Du musst nichts davon.

Vielleicht ist das Schönste, einfach einen Moment hier zu sitzen und zu schauen, was in dir selbst zu schwingen beginnt.

Berührungspunkte meiner Bewusstseinsreise August 2026

Mein äußeres Erleben: sichtbare Bewegungen

Bewegungen, die spürbar werden

Die Begegnung mit dem Tod klang mit den letzten Julitagen aus.

Nachhall.

Ich spürte, ich muss langsamer werden.

Leerer.

Offene Enden schließen.

Dinge, die noch gesagt werden müssen.

Da waren Tränen ohne Anlass.

Sie erschienen.

Hörten wieder auf.

Etwas löste sich.

Mein Körper zeigte.

Wie ein Abschiednehmen.

Das war seltsam.

Ich blieb in der Wahrnehmung.

Nicht in der Bedeutung.

Letztes Festhalten wurde sichtbar.

Nur noch ganz fein.

Es löste sich durch die Betrachtung selbst.

Subtil hatte sich etwas verändert.

Da war eine ungewohnte Aufgewecktheit.

Große Augen.

Funkensprühen.

Präsenz.

Die Müdigkeit am Nachmittag war verschwunden.

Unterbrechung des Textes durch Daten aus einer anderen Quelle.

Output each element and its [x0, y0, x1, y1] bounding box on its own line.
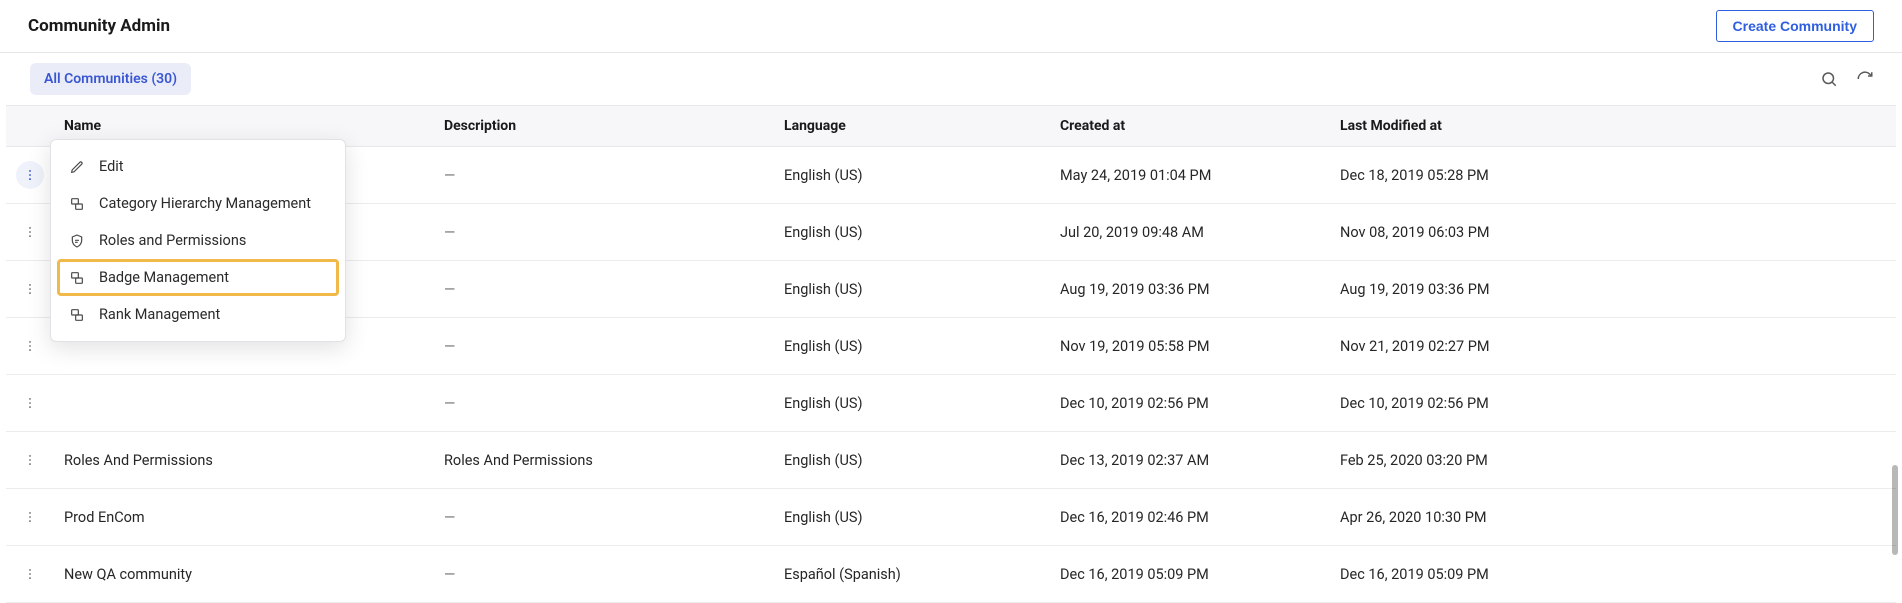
context-menu-item[interactable]: Edit: [57, 148, 339, 185]
row-actions-cell: [6, 204, 54, 261]
cell-created: Dec 16, 2019 05:09 PM: [1050, 546, 1330, 603]
cell-language: English (US): [774, 432, 1050, 489]
column-header-created[interactable]: Created at: [1050, 106, 1330, 147]
cell-description: —: [434, 489, 774, 546]
cell-created: Dec 10, 2019 02:56 PM: [1050, 375, 1330, 432]
cell-description: —: [434, 261, 774, 318]
page-title: Community Admin: [28, 16, 170, 36]
cell-description: —: [434, 546, 774, 603]
cell-modified: Feb 25, 2020 03:20 PM: [1330, 432, 1896, 489]
row-context-menu: Edit Category Hierarchy Management Roles a…: [50, 139, 346, 342]
filter-chip-all-communities[interactable]: All Communities (30): [30, 63, 191, 95]
create-community-button[interactable]: Create Community: [1716, 10, 1874, 42]
cell-created: May 24, 2019 01:04 PM: [1050, 147, 1330, 204]
context-menu-item[interactable]: Category Hierarchy Management: [57, 185, 339, 222]
cell-language: English (US): [774, 375, 1050, 432]
cell-created: Dec 13, 2019 02:37 AM: [1050, 432, 1330, 489]
kebab-menu-icon[interactable]: [16, 275, 44, 303]
scrollbar-thumb[interactable]: [1892, 465, 1898, 555]
toolbar-actions: [1820, 70, 1894, 88]
cell-language: Español (Spanish): [774, 546, 1050, 603]
context-menu-item[interactable]: Badge Management: [57, 259, 339, 296]
cell-description: —: [434, 375, 774, 432]
kebab-menu-icon[interactable]: [16, 332, 44, 360]
column-header-language[interactable]: Language: [774, 106, 1050, 147]
cell-language: English (US): [774, 147, 1050, 204]
refresh-icon[interactable]: [1856, 70, 1874, 88]
context-menu-item-label: Edit: [99, 158, 124, 175]
context-menu-item-label: Rank Management: [99, 306, 220, 323]
column-header-modified[interactable]: Last Modified at: [1330, 106, 1896, 147]
hierarchy-icon: [69, 196, 85, 212]
search-icon[interactable]: [1820, 70, 1838, 88]
cell-modified: Apr 26, 2020 10:30 PM: [1330, 489, 1896, 546]
table-row: Roles And PermissionsRoles And Permissio…: [6, 432, 1896, 489]
row-actions-cell: [6, 318, 54, 375]
cell-created: Nov 19, 2019 05:58 PM: [1050, 318, 1330, 375]
context-menu-item-label: Badge Management: [99, 269, 229, 286]
header-bar: Community Admin Create Community: [0, 0, 1902, 53]
table-row: —English (US)Dec 10, 2019 02:56 PMDec 10…: [6, 375, 1896, 432]
cell-language: English (US): [774, 261, 1050, 318]
context-menu-item-label: Category Hierarchy Management: [99, 195, 311, 212]
row-actions-cell: [6, 261, 54, 318]
kebab-menu-icon[interactable]: [16, 389, 44, 417]
row-actions-cell: [6, 546, 54, 603]
table-row: Prod EnCom—English (US)Dec 16, 2019 02:4…: [6, 489, 1896, 546]
kebab-menu-icon[interactable]: [16, 560, 44, 588]
cell-name: Prod EnCom: [54, 489, 434, 546]
cell-modified: Aug 19, 2019 03:36 PM: [1330, 261, 1896, 318]
row-actions-cell: [6, 432, 54, 489]
table-row: New QA community—Español (Spanish)Dec 16…: [6, 546, 1896, 603]
badge-icon: [69, 270, 85, 286]
cell-name: New QA community: [54, 546, 434, 603]
cell-name: Roles And Permissions: [54, 432, 434, 489]
kebab-menu-icon[interactable]: [16, 446, 44, 474]
row-actions-cell: [6, 375, 54, 432]
cell-description: —: [434, 147, 774, 204]
kebab-menu-icon[interactable]: [16, 218, 44, 246]
shield-icon: [69, 233, 85, 249]
cell-description: Roles And Permissions: [434, 432, 774, 489]
rank-icon: [69, 307, 85, 323]
cell-description: —: [434, 318, 774, 375]
cell-created: Jul 20, 2019 09:48 AM: [1050, 204, 1330, 261]
cell-modified: Nov 08, 2019 06:03 PM: [1330, 204, 1896, 261]
cell-modified: Dec 18, 2019 05:28 PM: [1330, 147, 1896, 204]
cell-modified: Dec 10, 2019 02:56 PM: [1330, 375, 1896, 432]
cell-language: English (US): [774, 204, 1050, 261]
context-menu-item[interactable]: Roles and Permissions: [57, 222, 339, 259]
row-actions-cell: [6, 489, 54, 546]
column-header-actions: [6, 106, 54, 147]
cell-description: —: [434, 204, 774, 261]
row-actions-cell: [6, 147, 54, 204]
cell-language: English (US): [774, 318, 1050, 375]
cell-modified: Dec 16, 2019 05:09 PM: [1330, 546, 1896, 603]
kebab-menu-icon[interactable]: [16, 503, 44, 531]
kebab-menu-icon[interactable]: [16, 161, 44, 189]
communities-table-wrap: Name Description Language Created at Las…: [6, 105, 1896, 603]
column-header-description[interactable]: Description: [434, 106, 774, 147]
cell-language: English (US): [774, 489, 1050, 546]
cell-created: Aug 19, 2019 03:36 PM: [1050, 261, 1330, 318]
cell-modified: Nov 21, 2019 02:27 PM: [1330, 318, 1896, 375]
context-menu-item-label: Roles and Permissions: [99, 232, 246, 249]
context-menu-item[interactable]: Rank Management: [57, 296, 339, 333]
toolbar-row: All Communities (30): [0, 53, 1902, 105]
pencil-icon: [69, 159, 85, 175]
cell-name: [54, 375, 434, 432]
cell-created: Dec 16, 2019 02:46 PM: [1050, 489, 1330, 546]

Sechs Stunden Schlaf waren genug.

Und in mir war eine ungewohnte Regung:

Lust.

Hundertwasser Kunst
Wachheit

Hände, die berühren

Da war plötzlich Lust zu malen.

Früher habe ich sehr gerne gemalt.

Aber die Ausbildung hatte sich davorgeschoben

wie eine Wolke vor die Sonne

und das Malen verschwand aus dem Bewusstsein.

In Oostende war es wieder da.

Es war wunderschön dort.

Das Meer.

Der Himmel.

Das Licht.

Sanfte Farben.

Zarte Textur.

Ein Bild vom Garten.

Ich kniete.

Hände auf der Erde.

Erde, die durch die Finger rieselt.

Das Bild war still.

Ohne Appell.

Ohne Erwartung, etwas zu tun.

Wenige Tage später kniete ich im Garten.

Strich mit den Händen über den Boden.

Spürte Trockenheit,

Widerstand,

Wärme.

Da war eine Frau im Park.

Sanft bewegte sie die Luft mit den Händen.

Und ich spürte Lust.

Nicht auf Tai Chi.

Sondern auf Bewegung.

Ich erlebte mich,

wie ich dastand

und meinen Körper intuitiv bewegte.

Boden Trockenheit
Der Boden. Trockenheit- Wärme- Pulsieren.

Augen, die betrachten

Eine Ankündigung des Kölner Wallraf- Museums

Letztmalige Chance die Ausstellung zu schauen.

Ein temporäres Schließen.

Renovierungsarbeiten.

Spontan fuhren wir hin.

Es gab viele Bilder zu betrachten.

Und dennoch bleibt Resonanz mit den Impressionisten.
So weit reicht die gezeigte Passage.